Integrating Data from Outside the Enterprise

In business to business relationships, partner data becomes your data. Integrating and leveraging external data sources is being done today as a painful manual process, but is ripe for automation as an ideal use case for data classification.

March 11, 2020

Categorized in: Automation, Data Classification, Data Ingestion


Jars on shelf viktor talashuk Bv FN Arg W7 EQ unsplash

In a previous post, we wrote of data classification as key to making sense of the increasing volumes of business data inside today’s enterprises. But we live also in a connected world of business-to-business relationships — which today means data-driven partnerships in which the data of partners, suppliers, clients, group policyholders and so forth (the list goes on) becomes your data. For the life of each such relationship, beginning with the initial intake, the intelligent ingestion of data from external sources becomes a problem that your enterprise must solve in one way or another.

Classification, as we have written, reduces the many to one in terms of logical business concepts. Another way to put it is that classification helps discover the connections between many disparate items that share the same meaning. The problem of intelligent ingestion and incorporation of data into your business from external sources is a perfect use case for sense-making through data classification.

In this problem, the “many” are represented by the number of external sources, the differing field structures and names of fields for the same type of business object, the lack of standardization of data values, the diversity of file formats, and so on. All this makes for a daunting (and ongoing) process of reconciling the structure and content of each and every external data source with those of the target databases in your own organization.

This reconciliation is most often carried out manually from spreadsheets or semistructured data files (generally the output of database dumps) provided by the IT departments of your business partners. An automated solution is highly desirable, since it relieves the burden on human resources as well as the potential for human error in a manual process.

Classification is the key here, because the logical drivers of the reconciliation required for ingesting external data are precisely the core business concepts that are common to both sides of the data-driven partnership.

It follows that data on both sides must be classified in terms of these core concepts. The good news is that on the target side (that is, your side), the sense-making process needs to be performed only once. Not only for this purpose, but for plenty of other purposes, you need to make logical sense of your own data through classification — using advanced algorithms (including machine learning) to analyze your own data and metadata, so as to discover which core business concepts are present in which databases and tables, and how these concepts are physically represented there.
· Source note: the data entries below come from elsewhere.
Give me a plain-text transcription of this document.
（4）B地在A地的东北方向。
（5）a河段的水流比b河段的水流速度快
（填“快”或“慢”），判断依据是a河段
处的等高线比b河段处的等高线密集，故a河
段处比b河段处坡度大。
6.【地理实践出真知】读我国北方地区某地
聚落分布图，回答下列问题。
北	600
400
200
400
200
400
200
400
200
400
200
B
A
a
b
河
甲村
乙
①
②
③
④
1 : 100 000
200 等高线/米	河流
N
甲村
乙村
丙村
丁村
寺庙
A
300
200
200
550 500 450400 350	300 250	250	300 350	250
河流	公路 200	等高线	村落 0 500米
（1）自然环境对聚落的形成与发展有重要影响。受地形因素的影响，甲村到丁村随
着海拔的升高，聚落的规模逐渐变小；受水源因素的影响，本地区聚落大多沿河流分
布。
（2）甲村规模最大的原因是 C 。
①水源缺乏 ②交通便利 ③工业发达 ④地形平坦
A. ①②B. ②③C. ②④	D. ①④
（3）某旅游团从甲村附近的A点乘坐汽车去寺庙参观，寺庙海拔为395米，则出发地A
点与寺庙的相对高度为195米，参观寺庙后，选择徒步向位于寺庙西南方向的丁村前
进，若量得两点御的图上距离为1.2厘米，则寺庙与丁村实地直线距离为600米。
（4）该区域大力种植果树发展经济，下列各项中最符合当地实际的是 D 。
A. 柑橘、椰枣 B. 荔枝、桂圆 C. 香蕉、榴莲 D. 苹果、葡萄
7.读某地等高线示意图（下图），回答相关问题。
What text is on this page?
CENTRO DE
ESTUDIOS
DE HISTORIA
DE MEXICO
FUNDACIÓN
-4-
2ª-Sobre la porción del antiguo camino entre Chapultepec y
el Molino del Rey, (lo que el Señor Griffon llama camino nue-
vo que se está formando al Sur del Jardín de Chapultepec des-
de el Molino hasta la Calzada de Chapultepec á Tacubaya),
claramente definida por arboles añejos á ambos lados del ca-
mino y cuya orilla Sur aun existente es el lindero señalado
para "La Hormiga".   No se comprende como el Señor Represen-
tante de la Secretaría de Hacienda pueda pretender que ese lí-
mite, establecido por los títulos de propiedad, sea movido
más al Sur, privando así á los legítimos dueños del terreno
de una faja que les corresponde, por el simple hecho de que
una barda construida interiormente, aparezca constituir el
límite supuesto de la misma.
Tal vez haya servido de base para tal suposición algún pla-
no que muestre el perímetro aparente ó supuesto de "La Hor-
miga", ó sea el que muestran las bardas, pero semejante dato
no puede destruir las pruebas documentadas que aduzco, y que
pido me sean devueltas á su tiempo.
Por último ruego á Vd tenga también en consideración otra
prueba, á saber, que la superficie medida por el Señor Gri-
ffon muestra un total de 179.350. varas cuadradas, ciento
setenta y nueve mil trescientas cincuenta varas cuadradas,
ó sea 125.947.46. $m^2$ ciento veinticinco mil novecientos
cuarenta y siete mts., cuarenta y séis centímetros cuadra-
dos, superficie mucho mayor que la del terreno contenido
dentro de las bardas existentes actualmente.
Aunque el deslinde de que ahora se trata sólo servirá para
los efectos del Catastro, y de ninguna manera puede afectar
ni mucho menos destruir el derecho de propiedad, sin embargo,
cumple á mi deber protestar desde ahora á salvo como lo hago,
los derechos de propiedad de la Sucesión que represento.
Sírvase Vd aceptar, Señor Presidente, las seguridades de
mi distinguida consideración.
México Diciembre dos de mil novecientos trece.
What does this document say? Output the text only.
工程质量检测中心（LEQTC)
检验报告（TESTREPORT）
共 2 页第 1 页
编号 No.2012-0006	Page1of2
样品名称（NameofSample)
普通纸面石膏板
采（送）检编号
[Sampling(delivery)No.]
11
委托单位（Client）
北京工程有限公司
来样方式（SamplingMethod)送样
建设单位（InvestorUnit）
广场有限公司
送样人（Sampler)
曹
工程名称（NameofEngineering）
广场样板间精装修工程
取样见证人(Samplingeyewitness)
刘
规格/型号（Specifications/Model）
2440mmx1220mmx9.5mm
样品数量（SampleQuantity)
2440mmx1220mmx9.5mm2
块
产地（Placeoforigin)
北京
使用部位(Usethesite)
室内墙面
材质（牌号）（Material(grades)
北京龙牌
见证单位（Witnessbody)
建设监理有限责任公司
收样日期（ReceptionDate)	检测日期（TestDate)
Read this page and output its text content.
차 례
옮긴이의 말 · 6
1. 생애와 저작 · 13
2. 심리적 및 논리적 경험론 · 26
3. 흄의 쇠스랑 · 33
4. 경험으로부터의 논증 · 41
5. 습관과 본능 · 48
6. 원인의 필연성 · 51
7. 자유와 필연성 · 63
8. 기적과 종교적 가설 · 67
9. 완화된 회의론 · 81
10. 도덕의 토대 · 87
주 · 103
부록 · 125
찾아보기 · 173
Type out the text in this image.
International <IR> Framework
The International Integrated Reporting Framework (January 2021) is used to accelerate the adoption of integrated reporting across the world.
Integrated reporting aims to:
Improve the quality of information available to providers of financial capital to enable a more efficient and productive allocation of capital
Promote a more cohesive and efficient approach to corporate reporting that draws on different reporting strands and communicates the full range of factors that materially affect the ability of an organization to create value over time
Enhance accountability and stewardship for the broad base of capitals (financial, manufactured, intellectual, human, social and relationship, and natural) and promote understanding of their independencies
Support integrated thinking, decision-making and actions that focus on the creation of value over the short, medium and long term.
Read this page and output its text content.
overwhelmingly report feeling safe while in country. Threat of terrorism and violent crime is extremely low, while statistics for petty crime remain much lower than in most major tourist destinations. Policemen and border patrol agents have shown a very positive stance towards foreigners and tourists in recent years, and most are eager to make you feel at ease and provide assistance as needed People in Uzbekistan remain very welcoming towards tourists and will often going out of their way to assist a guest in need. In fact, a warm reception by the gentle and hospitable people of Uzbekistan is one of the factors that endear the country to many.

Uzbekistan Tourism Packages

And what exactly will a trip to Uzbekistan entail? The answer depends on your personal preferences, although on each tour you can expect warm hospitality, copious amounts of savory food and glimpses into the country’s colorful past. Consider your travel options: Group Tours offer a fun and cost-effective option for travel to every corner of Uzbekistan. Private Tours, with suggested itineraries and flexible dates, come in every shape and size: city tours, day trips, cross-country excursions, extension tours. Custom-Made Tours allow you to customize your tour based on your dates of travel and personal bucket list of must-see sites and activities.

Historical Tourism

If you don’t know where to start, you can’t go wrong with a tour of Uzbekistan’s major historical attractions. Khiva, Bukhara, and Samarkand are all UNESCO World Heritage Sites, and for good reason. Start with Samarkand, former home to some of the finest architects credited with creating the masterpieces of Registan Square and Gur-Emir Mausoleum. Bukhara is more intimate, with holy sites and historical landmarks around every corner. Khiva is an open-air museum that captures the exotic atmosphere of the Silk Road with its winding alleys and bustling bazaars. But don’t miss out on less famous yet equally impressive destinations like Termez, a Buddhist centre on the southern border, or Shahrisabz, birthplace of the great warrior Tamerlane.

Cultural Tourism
A similar process must then be put in place for classifying each partner data source (typically, the content of semi-structured files) in terms of these same concepts, using the same advanced algorithms (and ML). When that is done, the mapping between source and target field structures is computable directly. This mapping then governs the automated ingestion of partner data into the appropriate systems in your enterprise.

In summary, the ingestion and incorporation of partner data, just as much as the management of internal data, requires an automated process that makes sense of the data being incorporated. The linchpin of this automated process is data classification, which builds the intelligible “bridges” that enable the large and increasing volumes of data on either side of the business to business relationship to truly serve the needs and interests of both parties.